Operasi pemusnahan dilakukan di tiga titik lokasi penanaman ganja dengan total lahan seluas ± 2 hektar di Desa Teupin reusep, Kecamatan Sawang, Kabupaten Aceh Utara. Lahan ganja tersebut merupakan hasil temuan Tim BNN RI dari kegiatan monitoring lahan tanaman narkotika yang dilaksanakan secara sinergis dengan Polri, khususnya Polres Aceh Utara, Polda Aceh, Badan Riset dan Inovasi Nasional (BRIN), dan Badan Informasi Geospasial (BIG).
Jumlah tanaman ganja yang dimusnahkan mencapai 22.864 pohon dengan berat total ± 10 ton. Tinggi tanaman ganja bervariasi antara 60 cm hingga 200 cm, dengan jarak tanam antara 50 cm hingga 100 cm. Selain itu, di lahan tersebut juga ditemukan bibit tanaman ganja siap tanam yang disimpan dalam polybag.

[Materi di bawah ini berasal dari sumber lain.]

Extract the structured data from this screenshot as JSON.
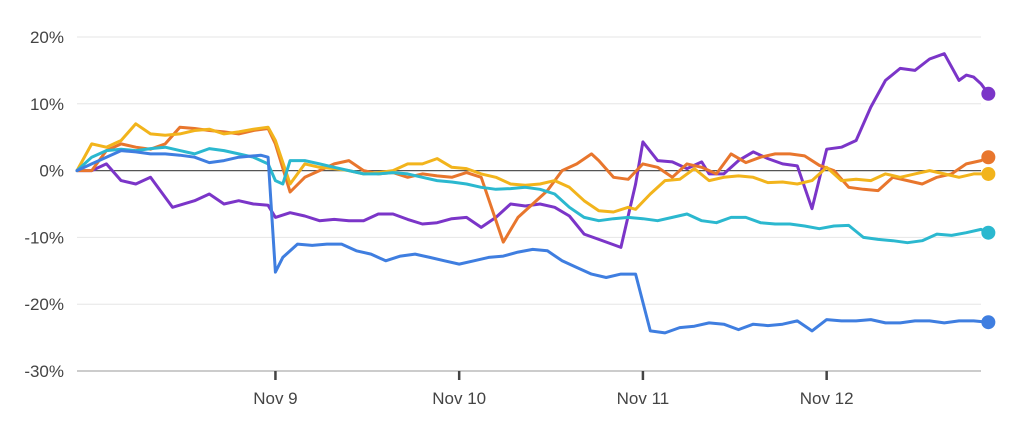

Kepala BNN RI, Marthinus Hukom, menjelaskan bahwa pemusnahan dilakukan sesuai dengan amanat Pasal 92 ayat (1) dan (2) Undang-Undang No. 35 Tahun 2009 tentang Narkotika. Pelaku penanam ganja dapat dihukum dengan pidana penjara seumur hidup atau pidana penjara paling singkat 5 tahun dan paling lama 20 tahun, sebagaimana diatur dalam Pasal 111 ayat (2) Undang-Undang No. 35 Tahun 2009 tentang Narkotika.
Pemusnahan lahan ganja ini merupakan wujud komitmen BNN RI dalam melindungi masyarakat dan negara dari ancaman narkotika, seiring dengan upaya pencegahan dan pemberantasan penyalahgunaan narkotika di seluruh wilayah Republik Indonesia. Operasi ini merupakan kolaborasi antara berbagai lembaga terkait guna mengatasi permasalahan narkotika secara holistik.